Furthermore, speaking on the meeting of NATO foreign ministers, which will take place on April 4-5, 2023 at NATO headquarters in Brussels, the ambassador said “at this stage, we would not like not invite them (India) to NATO ministerial until we know more about their interest in engaging the alliance more broadly”.

“As for the ministerial meeting next week, 4 countries that I mentioned (Australia, New Zealand, Republic of Korea and Japan), are four countries that have already established formal partnerships with the alliance for many years. many years. They have worked closely with the NATO alliance on security challenges. Those relationships continue. We have worked to strengthen those relationships. These are four countries that joined us at last year’s summit in Madrid,” Smith said.

“As for the future with India, I think the NATO door is open in terms of engagement if India is interested.
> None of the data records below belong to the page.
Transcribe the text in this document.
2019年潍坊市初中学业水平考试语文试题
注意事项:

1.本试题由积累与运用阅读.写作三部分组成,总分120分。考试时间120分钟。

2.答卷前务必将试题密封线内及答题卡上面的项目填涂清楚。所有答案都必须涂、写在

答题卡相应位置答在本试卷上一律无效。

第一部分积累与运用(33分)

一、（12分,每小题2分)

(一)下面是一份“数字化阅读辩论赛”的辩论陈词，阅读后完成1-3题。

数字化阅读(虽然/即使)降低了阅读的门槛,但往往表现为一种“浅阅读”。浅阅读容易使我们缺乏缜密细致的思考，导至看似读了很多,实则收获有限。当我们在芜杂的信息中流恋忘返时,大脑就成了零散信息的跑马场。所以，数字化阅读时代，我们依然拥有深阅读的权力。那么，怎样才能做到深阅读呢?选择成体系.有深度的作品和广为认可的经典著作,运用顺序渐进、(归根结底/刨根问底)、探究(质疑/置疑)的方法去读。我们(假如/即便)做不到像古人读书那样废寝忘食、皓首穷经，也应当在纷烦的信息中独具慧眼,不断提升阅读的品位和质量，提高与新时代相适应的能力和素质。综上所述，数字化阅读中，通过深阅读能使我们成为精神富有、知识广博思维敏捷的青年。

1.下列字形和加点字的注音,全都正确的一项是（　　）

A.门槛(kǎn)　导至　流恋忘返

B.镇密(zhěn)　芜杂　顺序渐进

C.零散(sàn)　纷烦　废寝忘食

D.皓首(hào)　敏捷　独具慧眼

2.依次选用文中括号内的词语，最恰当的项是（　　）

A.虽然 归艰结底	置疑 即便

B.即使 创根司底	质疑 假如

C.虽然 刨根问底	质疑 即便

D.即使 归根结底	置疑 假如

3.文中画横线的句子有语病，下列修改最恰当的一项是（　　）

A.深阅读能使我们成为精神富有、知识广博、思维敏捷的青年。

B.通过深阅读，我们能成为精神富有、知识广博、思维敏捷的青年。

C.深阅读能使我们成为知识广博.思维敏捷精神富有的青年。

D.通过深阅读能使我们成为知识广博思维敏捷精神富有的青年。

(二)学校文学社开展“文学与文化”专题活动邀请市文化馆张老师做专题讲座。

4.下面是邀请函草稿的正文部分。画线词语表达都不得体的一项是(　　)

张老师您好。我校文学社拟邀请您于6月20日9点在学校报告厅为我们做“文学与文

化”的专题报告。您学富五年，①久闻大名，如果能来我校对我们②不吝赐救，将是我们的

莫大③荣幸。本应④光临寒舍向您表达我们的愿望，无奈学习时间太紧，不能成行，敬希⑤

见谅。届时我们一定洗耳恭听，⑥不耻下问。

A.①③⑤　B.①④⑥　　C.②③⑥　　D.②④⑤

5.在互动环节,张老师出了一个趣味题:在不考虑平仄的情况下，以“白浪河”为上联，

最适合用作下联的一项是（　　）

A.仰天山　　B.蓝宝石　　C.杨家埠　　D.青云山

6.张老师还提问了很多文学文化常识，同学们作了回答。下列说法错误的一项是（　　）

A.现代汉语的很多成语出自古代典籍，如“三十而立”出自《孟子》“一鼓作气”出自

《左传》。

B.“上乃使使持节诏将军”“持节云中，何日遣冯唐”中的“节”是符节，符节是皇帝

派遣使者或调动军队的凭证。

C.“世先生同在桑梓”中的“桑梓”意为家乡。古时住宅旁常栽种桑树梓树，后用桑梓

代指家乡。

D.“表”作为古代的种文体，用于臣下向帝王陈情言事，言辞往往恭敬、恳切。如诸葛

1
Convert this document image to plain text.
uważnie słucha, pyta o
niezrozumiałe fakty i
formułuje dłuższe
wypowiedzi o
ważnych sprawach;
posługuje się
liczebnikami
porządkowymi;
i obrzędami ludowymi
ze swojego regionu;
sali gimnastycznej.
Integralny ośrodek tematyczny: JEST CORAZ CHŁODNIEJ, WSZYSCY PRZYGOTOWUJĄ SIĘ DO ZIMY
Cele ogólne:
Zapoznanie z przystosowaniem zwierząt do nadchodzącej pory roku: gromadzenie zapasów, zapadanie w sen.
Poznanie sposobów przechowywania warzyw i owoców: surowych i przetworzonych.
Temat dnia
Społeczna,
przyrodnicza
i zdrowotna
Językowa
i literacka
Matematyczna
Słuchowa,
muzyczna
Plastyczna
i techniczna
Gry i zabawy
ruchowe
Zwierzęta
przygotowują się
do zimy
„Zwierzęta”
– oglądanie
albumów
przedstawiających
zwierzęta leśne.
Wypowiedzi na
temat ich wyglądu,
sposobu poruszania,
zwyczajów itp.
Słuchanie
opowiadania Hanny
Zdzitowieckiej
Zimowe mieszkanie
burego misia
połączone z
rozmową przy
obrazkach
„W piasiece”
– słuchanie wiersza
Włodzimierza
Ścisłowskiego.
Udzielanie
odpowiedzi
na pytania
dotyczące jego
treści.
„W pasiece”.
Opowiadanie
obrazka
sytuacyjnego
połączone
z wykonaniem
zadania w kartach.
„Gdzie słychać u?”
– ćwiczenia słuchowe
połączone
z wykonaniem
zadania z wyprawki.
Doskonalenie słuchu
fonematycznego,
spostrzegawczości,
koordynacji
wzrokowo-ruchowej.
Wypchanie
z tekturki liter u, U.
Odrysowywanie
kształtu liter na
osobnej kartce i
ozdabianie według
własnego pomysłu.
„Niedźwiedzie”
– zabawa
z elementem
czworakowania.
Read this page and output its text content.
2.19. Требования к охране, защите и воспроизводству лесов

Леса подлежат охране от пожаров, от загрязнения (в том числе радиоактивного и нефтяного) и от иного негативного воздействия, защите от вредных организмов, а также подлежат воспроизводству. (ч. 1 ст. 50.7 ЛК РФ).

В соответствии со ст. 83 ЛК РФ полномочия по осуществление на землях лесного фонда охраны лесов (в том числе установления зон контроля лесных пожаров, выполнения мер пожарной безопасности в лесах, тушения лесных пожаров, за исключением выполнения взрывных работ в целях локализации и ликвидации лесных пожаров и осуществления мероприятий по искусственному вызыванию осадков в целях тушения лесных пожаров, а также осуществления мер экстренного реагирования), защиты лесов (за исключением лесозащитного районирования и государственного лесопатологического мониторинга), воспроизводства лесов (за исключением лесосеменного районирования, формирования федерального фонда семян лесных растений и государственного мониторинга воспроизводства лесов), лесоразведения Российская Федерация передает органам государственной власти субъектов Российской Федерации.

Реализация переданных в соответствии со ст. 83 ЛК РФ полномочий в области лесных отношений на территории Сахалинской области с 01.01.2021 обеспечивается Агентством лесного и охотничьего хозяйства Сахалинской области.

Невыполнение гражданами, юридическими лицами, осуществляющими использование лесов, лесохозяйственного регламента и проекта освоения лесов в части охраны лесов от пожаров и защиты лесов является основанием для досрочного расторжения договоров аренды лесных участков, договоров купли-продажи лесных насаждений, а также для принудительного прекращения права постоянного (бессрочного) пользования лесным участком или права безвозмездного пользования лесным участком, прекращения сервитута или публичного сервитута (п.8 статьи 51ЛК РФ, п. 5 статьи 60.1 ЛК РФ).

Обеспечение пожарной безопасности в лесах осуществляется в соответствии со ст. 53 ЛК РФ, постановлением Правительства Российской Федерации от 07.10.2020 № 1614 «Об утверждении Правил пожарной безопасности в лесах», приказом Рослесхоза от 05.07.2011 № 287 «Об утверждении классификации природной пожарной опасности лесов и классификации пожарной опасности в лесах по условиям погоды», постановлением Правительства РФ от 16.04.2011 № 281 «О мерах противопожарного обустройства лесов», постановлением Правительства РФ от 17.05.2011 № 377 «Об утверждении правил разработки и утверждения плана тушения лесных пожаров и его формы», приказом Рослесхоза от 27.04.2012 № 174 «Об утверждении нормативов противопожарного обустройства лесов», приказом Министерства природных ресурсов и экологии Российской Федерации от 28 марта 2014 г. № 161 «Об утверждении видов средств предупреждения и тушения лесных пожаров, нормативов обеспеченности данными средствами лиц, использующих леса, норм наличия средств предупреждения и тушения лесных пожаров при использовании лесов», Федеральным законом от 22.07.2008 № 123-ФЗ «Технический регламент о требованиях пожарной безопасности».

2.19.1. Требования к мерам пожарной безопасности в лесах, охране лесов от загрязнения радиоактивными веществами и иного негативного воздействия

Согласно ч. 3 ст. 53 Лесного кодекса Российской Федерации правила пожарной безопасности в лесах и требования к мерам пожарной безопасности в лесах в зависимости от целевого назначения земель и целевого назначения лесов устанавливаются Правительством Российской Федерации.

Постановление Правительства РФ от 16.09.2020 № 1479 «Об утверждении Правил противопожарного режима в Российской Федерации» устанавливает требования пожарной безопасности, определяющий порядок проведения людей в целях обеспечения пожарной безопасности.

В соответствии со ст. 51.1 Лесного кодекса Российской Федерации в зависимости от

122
But we would not at this stage want to invite them to the ministerial meeting. from NATO until we know more about their interest in engaging the alliance more broadly,” she added.

Appreciating India’s role in the Russian-Ukrainian war, the envoy said she was grateful for the humanitarian aid India was able to provide to the country and appreciated India’s appeal to the immediate end of the war in Ukraine.

“We in both NATO and the United States salute what India has been able to do for the people of Ukraine. We are very grateful for the humanitarian assistance that India has been able to provide, which is essential in this moment and these needs are only increasing. We certainly appreciate the calls coming from India for some sort of immediate end to the war in Ukraine. This is important. And we have been in constant communication with India on what more we can do together to hold Russia accountable and we have done that and worked with India, talked with India many times since Russia started this war inside the ‘Ukraine,” Smith said.

“The United States and India don’t always share exactly the same policy approaches, but we do share a commitment to upholding the rules-based order and ensuring that key principles, particularly regarding sovereignty and territorial integrity, these principles are respected. I think this is the most important part of our relationship,” she added.

Speaking about the change in NATO, the envoy highlighted how the alliance has started mentioning Asia-Pacific and Indo-Pacific in some of its strategic documents.

“NATO has really changed in a pretty noticeable way in terms of how it conducts outreach and engages with its partners in the Indo-Pacific. If you go back 5-6 or 7 years in back, you would find an alliance that doesn’t necessarily have a rich agenda with Indo-Pacific countries.Yet in recent years what NATO has started to do is include mention of Asia-Pacific and Indo-Pacific first in some of its strategic documents,” she said.

“This is the first time the alliance has recognized the importance of focusing on the PRC as a challenge for the alliance and why it is important for NATO allies to strengthen and deepen their relationships with partners in the region and NATO just did. We bring our friends from the Indo-Pacific to NATO headquarters in ministerial summits, what we call the North Atlantic Council, so that we can learn from our partners in terms of their experiences, from challenges to security,” she added.

(Except for the title, this story has not been edited by NDTV staff and is published from a syndicated feed.)